With the increase in severity of attacks on shipping, the Maritime Anti-Aircraft Regiment RA was formed in 1941.
Maritime Anti-Aircraft Regiment Royal Artillery
There were initially 3 Light Machine Gun Regiments each with 2 Batteries and 1 Regiment of a battery of Bofors 40mm. Port detachments were formed to find pools of trained Light Machine Gun gunners who could be embarked as required. The light machine gun’s were supplemented with Hotchkiss guns and eventually mostly replaced by Oerlikon’s and Bofors.
There was no higher formation, each Commanding Officer reporting direct to RA6 at the War Office.
In September 1942 a gunner Brigadier was appointed as commander. By the end of the year batteries and troops were operating independently and in January 1943 the regiment was re-titled Maritime Royal Artillery.
Maritime Royal Artillery
In March 1943 numbers were increased and the regiment organised into 6 regiments and 24 port detachments in the UK. There were also 4 overseas batteries at New York, Port Said, Bombay and South Africa and 4 independent troops at Freetown, Sydney, Algiers and Haifa. A fifth troop was added later at Naples.
Most of the principal ports throughout the world that were visited by allied shipping also had small detachments. Sometimes these could be as small as a single NCO.

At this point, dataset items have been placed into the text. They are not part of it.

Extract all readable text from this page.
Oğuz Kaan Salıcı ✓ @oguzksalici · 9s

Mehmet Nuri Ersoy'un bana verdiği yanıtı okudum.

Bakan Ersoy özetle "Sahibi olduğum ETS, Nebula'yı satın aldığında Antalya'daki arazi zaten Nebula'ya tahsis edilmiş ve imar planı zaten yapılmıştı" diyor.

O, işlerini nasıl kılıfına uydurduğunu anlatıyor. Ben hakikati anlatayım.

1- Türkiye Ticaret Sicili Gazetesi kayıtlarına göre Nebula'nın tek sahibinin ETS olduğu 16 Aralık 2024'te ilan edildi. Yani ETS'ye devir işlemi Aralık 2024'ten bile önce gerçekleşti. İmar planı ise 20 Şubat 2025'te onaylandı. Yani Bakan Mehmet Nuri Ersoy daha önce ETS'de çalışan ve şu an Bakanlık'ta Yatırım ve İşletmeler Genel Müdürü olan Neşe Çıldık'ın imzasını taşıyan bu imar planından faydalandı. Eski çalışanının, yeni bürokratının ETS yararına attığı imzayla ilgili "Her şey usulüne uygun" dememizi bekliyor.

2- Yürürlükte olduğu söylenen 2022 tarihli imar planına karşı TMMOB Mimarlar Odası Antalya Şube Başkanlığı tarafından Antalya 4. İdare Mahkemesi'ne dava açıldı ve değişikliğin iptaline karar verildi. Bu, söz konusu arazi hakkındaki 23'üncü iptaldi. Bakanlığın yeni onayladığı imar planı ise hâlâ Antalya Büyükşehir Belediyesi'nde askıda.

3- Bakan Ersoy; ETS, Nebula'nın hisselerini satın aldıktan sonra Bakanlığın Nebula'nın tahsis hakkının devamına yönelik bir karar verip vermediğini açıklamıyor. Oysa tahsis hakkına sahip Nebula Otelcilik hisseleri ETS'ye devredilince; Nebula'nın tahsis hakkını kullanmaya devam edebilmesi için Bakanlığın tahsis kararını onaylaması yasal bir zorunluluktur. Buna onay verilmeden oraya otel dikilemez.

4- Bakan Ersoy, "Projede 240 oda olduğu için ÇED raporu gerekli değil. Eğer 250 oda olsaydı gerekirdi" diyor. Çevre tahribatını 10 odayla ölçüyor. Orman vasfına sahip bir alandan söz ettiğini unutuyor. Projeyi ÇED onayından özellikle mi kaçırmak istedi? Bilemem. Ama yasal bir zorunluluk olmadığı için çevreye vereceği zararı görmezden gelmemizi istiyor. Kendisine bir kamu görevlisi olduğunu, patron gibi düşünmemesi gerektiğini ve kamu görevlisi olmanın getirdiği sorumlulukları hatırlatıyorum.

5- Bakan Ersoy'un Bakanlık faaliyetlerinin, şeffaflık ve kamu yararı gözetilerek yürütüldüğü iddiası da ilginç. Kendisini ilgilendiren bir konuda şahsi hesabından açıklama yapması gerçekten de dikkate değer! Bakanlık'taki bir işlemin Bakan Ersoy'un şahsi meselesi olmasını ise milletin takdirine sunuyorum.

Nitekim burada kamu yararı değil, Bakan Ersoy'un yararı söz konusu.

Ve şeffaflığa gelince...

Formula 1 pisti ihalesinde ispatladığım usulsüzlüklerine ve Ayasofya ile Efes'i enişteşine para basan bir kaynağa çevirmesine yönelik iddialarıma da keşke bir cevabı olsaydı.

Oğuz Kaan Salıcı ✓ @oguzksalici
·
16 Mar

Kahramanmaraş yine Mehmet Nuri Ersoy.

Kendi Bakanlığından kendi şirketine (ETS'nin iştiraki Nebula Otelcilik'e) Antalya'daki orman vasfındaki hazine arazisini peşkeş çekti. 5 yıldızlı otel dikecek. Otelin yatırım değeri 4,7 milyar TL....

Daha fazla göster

At this time the strength of the regiment was 170 officers and 14,000+ other ranks.
Operationally the regiment came under the Royal Navy and they worked in close cooperation with the DEMS Branch (Defensively Equipped Merchant Ships).

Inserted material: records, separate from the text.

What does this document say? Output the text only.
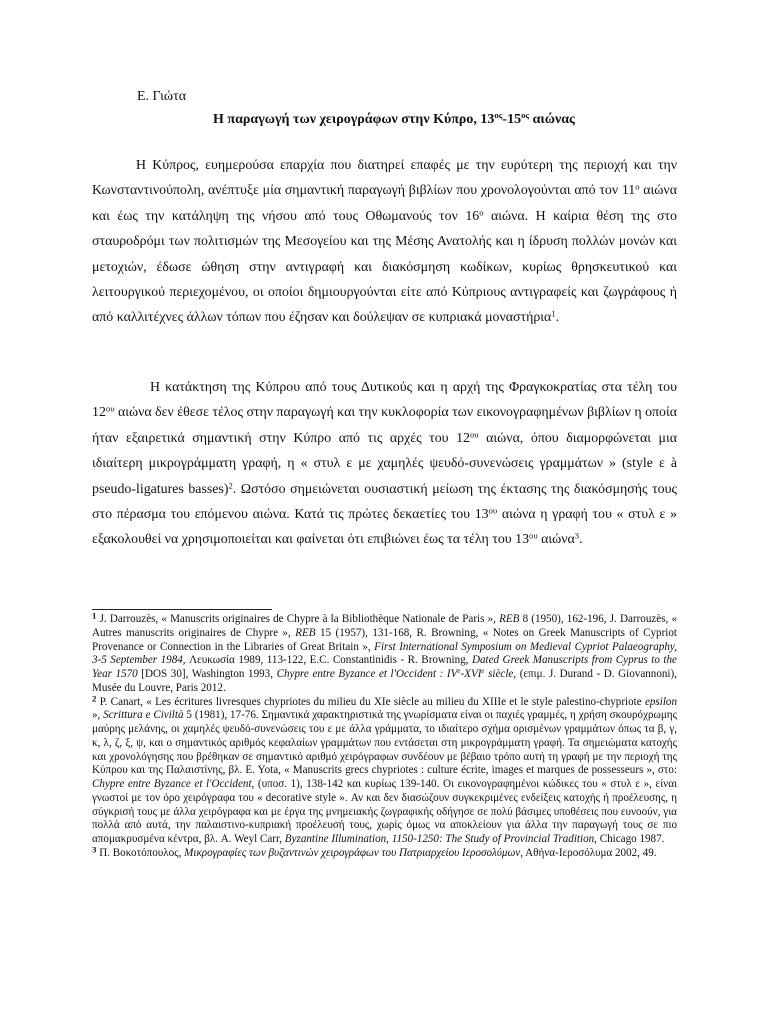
Ε. Γιώτα
Η παραγωγή των χειρογράφων στην Κύπρο, $13^{o\varsigma}-15^{o\varsigma}$ αιώνας
Η Κύπρος, ευημερούσα επαρχία που διατηρεί επαφές με την ευρύτερη της περιοχή και την Κωνσταντινούπολη, ανέπτυξε μία σημαντική παραγωγή βιβλίων που χρονολογούνται από τον $11^o$ αιώνα και έως την κατάληψη της νήσου από τους Οθωμανούς τον $16^o$ αιώνα. Η καίρια θέση της στο σταυροδρόμι των πολιτισμών της Μεσογείου και της Μέσης Ανατολής και η ίδρυση πολλών μονών και μετοχιών, έδωσε ώθηση στην αντιγραφή και διακόσμηση κωδίκων, κυρίως θρησκευτικού και λειτουργικού περιεχομένου, οι οποίοι δημιουργούνται είτε από Κύπριους αντιγραφείς και ζωγράφους ή από καλλιτέχνες άλλων τόπων που έζησαν και δούλεψαν σε κυπριακά μοναστήρια$^1$.
Η κατάκτηση της Κύπρου από τους Δυτικούς και η αρχή της Φραγκοκρατίας στα τέλη του $12^{o\upsilon}$ αιώνα δεν έθεσε τέλος στην παραγωγή και την κυκλοφορία των εικονογραφημένων βιβλίων η οποία ήταν εξαιρετικά σημαντική στην Κύπρο από τις αρχές του $12^{o\upsilon}$ αιώνα, όπου διαμορφώνεται μια ιδιαίτερη μικρογράμματη γραφή, η « στυλ ε με χαμηλές ψευδό-συνενώσεις γραμμάτων » (style ε à pseudo-ligatures basses)$^2$. Ωστόσο σημειώνεται ουσιαστική μείωση της έκτασης της διακόσμησής τους στο πέρασμα του επόμενου αιώνα. Κατά τις πρώτες δεκαετίες του $13^{o\upsilon}$ αιώνα η γραφή του « στυλ ε » εξακολουθεί να χρησιμοποιείται και φαίνεται ότι επιβιώνει έως τα τέλη του $13^{o\upsilon}$ αιώνα$^3$.

$^1$ J. Darrouzès, « Manuscrits originaires de Chypre à la Bibliothèque Nationale de Paris », REB 8 (1950), 162-196, J. Darrouzès, « Autres manuscrits originaires de Chypre », REB 15 (1957), 131-168, R. Browning, « Notes on Greek Manuscripts of Cypriot Provenance or Connection in the Libraries of Great Britain », First International Symposium on Medieval Cypriot Palaeography, 3-5 September 1984, Λευκωσία 1989, 113-122, E.C. Constantinidis - R. Browning, Dated Greek Manuscripts from Cyprus to the Year 1570 [DOS 30], Washington 1993, Chypre entre Byzance et l'Occident : IVe-XVIe siècle, (επιμ. J. Durand - D. Giovannoni), Musée du Louvre, Paris 2012.

$^2$ P. Canart, « Les écritures livresques chypriotes du milieu du XIe siècle au milieu du XIIIe et le style palestino-chypriote epsilon », Scrittura e Civiltà 5 (1981), 17-76. Σημαντικά χαρακτηριστικά της γνωρίσματα είναι οι παχιές γραμμές, η χρήση σκουρόχρωμης μαύρης μελάνης, οι χαμηλές ψευδό-συνενώσεις του ε με άλλα γράμματα, το ιδιαίτερο σχήμα ορισμένων γραμμάτων όπως τα β, γ, κ, λ, ζ, ξ, ψ, και ο σημαντικός αριθμός κεφαλαίων γραμμάτων που εντάσεται στη μικρογράμματη γραφή. Τα σημειώματα κατοχής και χρονολόγησης που βρέθηκαν σε σημαντικό αριθμό χειρόγραφων συνδέουν με βέβαιο τρόπο αυτή τη γραφή με την περιοχή της Κύπρου και της Παλαιστίνης, βλ. E. Yota, « Manuscrits grecs chypriotes : culture écrite, images et marques de possesseurs », στο: Chypre entre Byzance et l'Occident, (υποσ. 1), 138-142 και κυρίως 139-140. Οι εικονογραφημένοι κώδικες του « στυλ ε », είναι γνωστοί με τον όρο χειρόγραφα του « decorative style ». Αν και δεν διασώζουν συγκεκριμένες ενδείξεις κατοχής ή προέλευσης, η σύγκρισή τους με άλλα χειρόγραφα και με έργα της μνημειακής ζωγραφικής οδήγησε σε πολύ βάσιμες υποθέσεις που ευνοούν, για πολλά από αυτά, την παλαιστινο-κυπριακή προέλευσή τους, χωρίς όμως να αποκλείουν για άλλα την παραγωγή τους σε πιο απομακρυσμένα κέντρα, βλ. A. Weyl Carr, Byzantine Illumination, 1150-1250: The Study of Provincial Tradition, Chicago 1987.

$^3$ Π. Βοκοτόπουλος, Μικρογραφίες των βυζαντινών χειρογράφων του Πατριαρχείου Ιεροσολύμων, Αθήνα-Ιεροσόλυμα 2002, 49.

In August 1945 the regiment was re-organised into 1st, 4th & 5th Regiments each with an RHQ, Training Battery and Holding Battery. There was also 2nd Regiment in India but this was not fully formed.
The 6 regimental HQ’s in the UK were located so as to serve the 6 main shipping areas:
Clyde, Forth, Tyne & Tees, Mersey, Thames and Bristol Channel.
Each RHQ was responsible for administrating and training its personnel. For training purposes they had at least one of each gun in use and a dome trainer. They also had use of the naval gunnery schools and firing ranges in their area.
Port detachments allocated men to ships, arranged leave and refresher training for disembarking crews, made up any kit deficiencies and dealt with their pay and any welfare matters.
The numbers on board any individual ship varied from up to 30 on the large vessels down to 2 men in a small coaster. The average detachment on a Liberty ship was 7.
The gun crews could be a mix of Maritime RA, Royal Navy or Royal Marine personnel but the Bofors guns were always a solely Maritime RA responsibility.
As the number of men on any one ship was small they all had to be capable of handling every weapon on board. This could range from a 6 inch Naval Anti-Aircraft gun down to balloons and rockets. Many Maritime RA NCO’s proudly wore the Naval Gun Layers badge qualifying them to take charge of a detachment at sea along with all naval stores on board.
Along with their normal service equipment, men were issued with naval sea kit, tropical kit, a set of civilian clothes for use in neutral ports and special arctic kit for ships on the North Russia convoys. When embarked the men came under the provisions of the Merchant Shipping Act as well as the Army Act.
For gallantry and service at sea personnel were awarded Naval decorations and the Maritime RA got a good share of these. Many of course lost their lives at sea. Despite the risks, service in the Maritime RA was popular even though they were doing it for less pay than their Royal Navy counterparts who, in turn, were getting considerably less than the merchant seamen.